Rechichi grew up in Nedlands and Peppermint Grove and was at one stage training to be a gymnast.

"But my parents took me out of that and I had all of this extra energy, so they sent me to the furthest place they could to burn it off and that was in the middle of the Swan River," she laughed, recalling the moment her journey into elite sailing began.

But in 2006, her life, let alone her Olympic dreams, was threatened by a mystery virus after she ingested contaminated waters from China's Fushan Bay.

She said complications still lingered from the illness, which left her in hospital for a scary four months and led to her shedding 20 per cent of her already fragile frame as she lay sleeping for up to 18 hours a day.

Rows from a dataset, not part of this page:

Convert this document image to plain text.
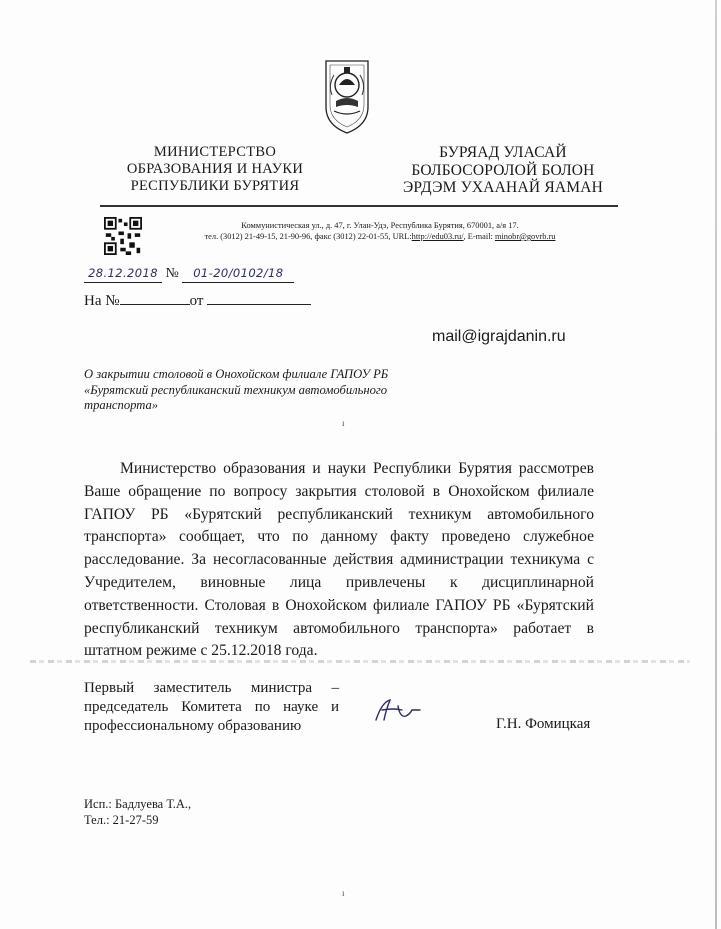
МИНИСТЕРСТВО
ОБРАЗОВАНИЯ И НАУКИ
РЕСПУБЛИКИ БУРЯТИЯ
БУРЯАД УЛАСАЙ
БОЛБОСОРОЛОЙ БОЛОН
ЭРДЭМ УХААНАЙ ЯАМАН
Коммунистическая ул., д. 47, г. Улан-Удэ, Республика Бурятия, 670001, а/я 17.
тел. (3012) 21-49-15, 21-90-96, факс (3012) 22-01-55, URL:http://edu03.ru/, E-mail: minobr@govrb.ru
28.12.2018 № 01-20/0102/18
На №	от
mail@igrajdanin.ru
О закрытии столовой в Онохойском филиале ГАПОУ РБ «Бурятский республиканский техникум автомобильного транспорта»
ı
Министерство образования и науки Республики Бурятия рассмотрев Ваше обращение по вопросу закрытия столовой в Онохойском филиале ГАПОУ РБ «Бурятский республиканский техникум автомобильного транспорта» сообщает, что по данному факту проведено служебное расследование. За несогласованные действия администрации техникума с Учредителем, виновные лица привлечены к дисциплинарной ответственности. Столовая в Онохойском филиале ГАПОУ РБ «Бурятский республиканский техникум автомобильного транспорта» работает в штатном режиме с 25.12.2018 года.
Первый заместитель министра – председатель Комитета по науке и профессиональному образованию	Г.Н. Фомицкая
Исп.: Бадлуева Т.А.,
Тел.: 21-27-59
ı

"I'd hardly ever got sick before that and have had a whole bunch of issues since then, so I think it's definitely played a role in affecting my immune system," she said.

Reindler, who is now a now a development manager for the Confederation of Australian Motor Sport's young driver academy, is also no stranger to adversity.

In 2011, he was involved in one of the most spectacular crashes at Perth's Barbagallo Raceway when his car turned into a fireball after being hit and he needed major skin grafts from WA burns specialist Fiona Wood.

A horrified Rechichi was watching on from the stands.

Now she jokes Charlotte looks so much like her father, some people referred to her as "Karlotte".

Rechichi, who turns 30 in January, retains a strong friendship with her women's 470 gold medal sailing partner Tessa Parkinson and is hopeful of a return to Australia's Olympic team in some form of mentoring role for Rio next year.